Distribution: The volume of distribution of nitroglycerin following intravenous administration is about 3 L/kg. At plasma concentrations between 50 and 500 ng/mL, the binding of nitroglycerin to plasma proteins is approximately 60%, while that of 1,2- and 1,3-dinitroglycerin is 60% and 30%, respectively.

Metabolism: Nitroglycerin is metabolized by a liver reductase enzyme to glycerol di- and mononitrate metabolites and ultimately to glycerol and organic nitrate. Known sites of extrahepatic metabolism include red blood cells and vascular walls. In addition to nitroglycerin, the two major metabolites, 1,2- and 1,3- dinitroglycerols are found in plasma. The contribution of metabolites to the relaxation of the internal anal sphincter is unknown. The dinitrates are further metabolized to nonvasoactive mononitrates and ultimately to glycerol and carbon dioxide.

Elimination: Metabolism is the primary route of drug elimination. Nitroglycerin plasma concentrations decrease rapidly with a mean elimination half-life of two to three minutes. Half-life values range from 1.5 to 7.5 minutes.  Clearance (13.6 L/min) greatly exceeds hepatic blood flow.

13.1 Carcinogenesis, Mutagenesis, Impairment of Fertility

Carcinogenesis

Animal carcinogenicity studies with topically applied nitroglycerin have not been performed.

Rats receiving up to 434 mg/kg/day of dietary nitroglycerin for 2 years developed dose-related fibrotic and neoplastic changes in liver, including carcinomas, and interstitial cell tumors in testes.

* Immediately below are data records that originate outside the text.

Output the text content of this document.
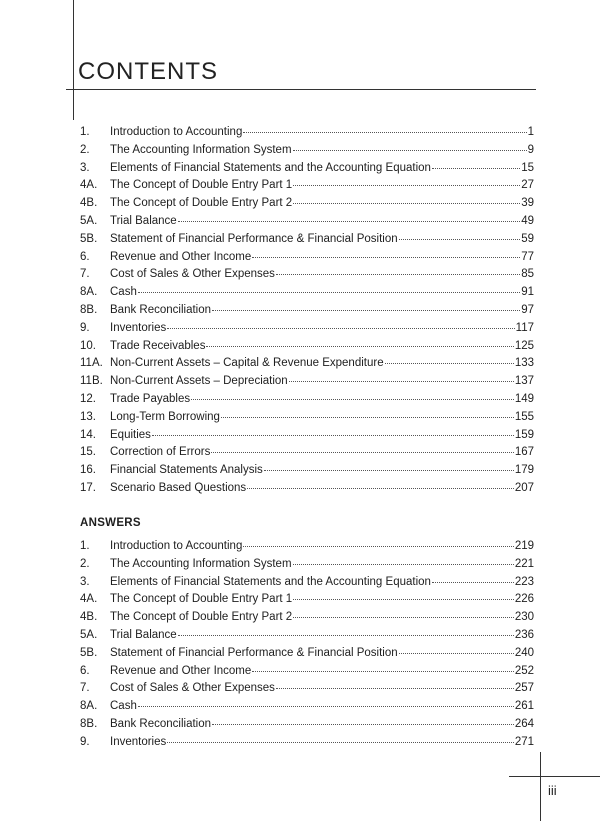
CONTENTS
1.	Introduction to Accounting	1
2.	The Accounting Information System	9
3.	Elements of Financial Statements and the Accounting Equation	15
4A.	The Concept of Double Entry Part 1	27
4B.	The Concept of Double Entry Part 2	39
5A.	Trial Balance	49
5B.	Statement of Financial Performance & Financial Position	59
6.	Revenue and Other Income	77
7.	Cost of Sales & Other Expenses	85
8A.	Cash	91
8B.	Bank Reconciliation	97
9.	Inventories	117
10.	Trade Receivables	125
11A. Non-Current Assets – Capital & Revenue Expenditure	133
11B. Non-Current Assets – Depreciation	137
12.	Trade Payables	149
13.	Long-Term Borrowing	155
14.	Equities	159
15.	Correction of Errors	167
16.	Financial Statements Analysis	179
17.	Scenario Based Questions	207
ANSWERS
1.	Introduction to Accounting	219
2.	The Accounting Information System	221
3.	Elements of Financial Statements and the Accounting Equation	223
4A.	The Concept of Double Entry Part 1	226
4B.	The Concept of Double Entry Part 2	230
5A.	Trial Balance	236
5B.	Statement of Financial Performance & Financial Position	240
6.	Revenue and Other Income	252
7.	Cost of Sales & Other Expenses	257
8A.	Cash	261
8B.	Bank Reconciliation	264
9.	Inventories	271
iii
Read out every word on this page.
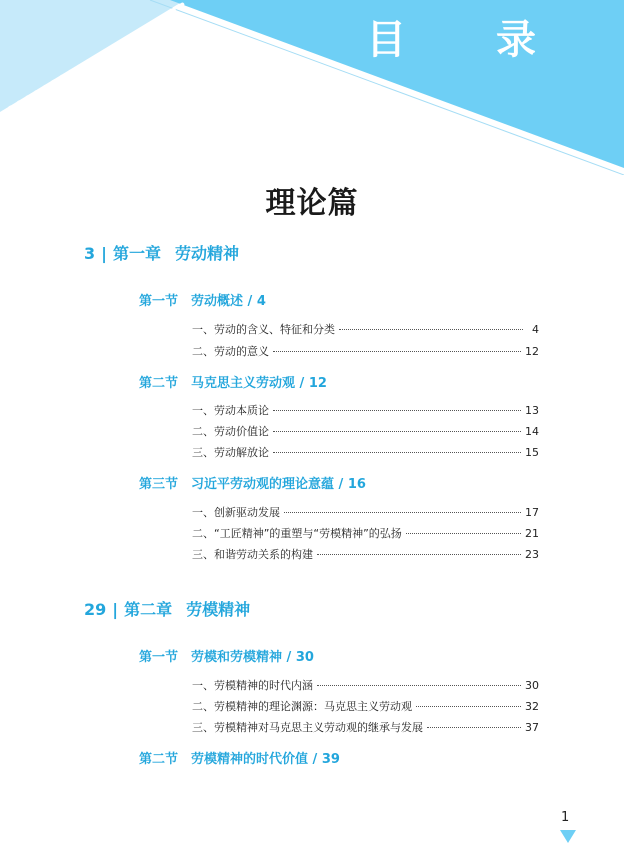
目 录
理论篇
3 | 第一章 劳动精神
第一节 劳动概述 / 4
一、劳动的含义、特征和分类	4
二、劳动的意义	12
第二节 马克思主义劳动观 / 12
一、劳动本质论	13
二、劳动价值论	14
三、劳动解放论	15
第三节 习近平劳动观的理论意蕴 / 16
一、创新驱动发展	17
二、“工匠精神”的重塑与“劳模精神”的弘扬	21
三、和谐劳动关系的构建	23
29 | 第二章 劳模精神
第一节 劳模和劳模精神 / 30
一、劳模精神的时代内涵	30
二、劳模精神的理论渊源：马克思主义劳动观	32
三、劳模精神对马克思主义劳动观的继承与发展	37
第二节 劳模精神的时代价值 / 39
1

At the highest dose, the incidence of hepatocellular carcinomas was 52% compared to 0% in untreated controls. Incidence of testicular tumors were 52% vs. 8% in controls. Lifetime dietary administration of up to 1058 mg/kg/day of nitroglycerin was not tumorigenic in mice.

Mutagenesis

Nitroglycerin was mutagenic in the in vitro bacterial reverse mutation (Ames) assay with Salmonella typhimurium. A similar mutation in this S. typhimurium was also reported with other NO donors. There was no evidence of clastogenic potential in multiple assays including a rodent dominant lethal assay, an in vitro Chinese Hamster Ovary assay that was conducted in the absence of metabolic activation, and several in vivo chromosomal aberration assays conducted in rats and dogs.

Impairment of Fertility

In a three-generation reproduction study, rats received dietary nitroglycerin at doses up to approximately 434 mg/kg/day for 6 months prior to mating of the F0 generation with treatment continuing through successive F1 and F2 generations. The high dose was associated with decreased feed intake and body weight gain in both sexes at all matings. No specific effect on the fertility of the F0 generation was seen. Infertility noted in subsequent generations, however, was attributed to increased interstitial cell tissue and aspermatogenesis in the high-dose males.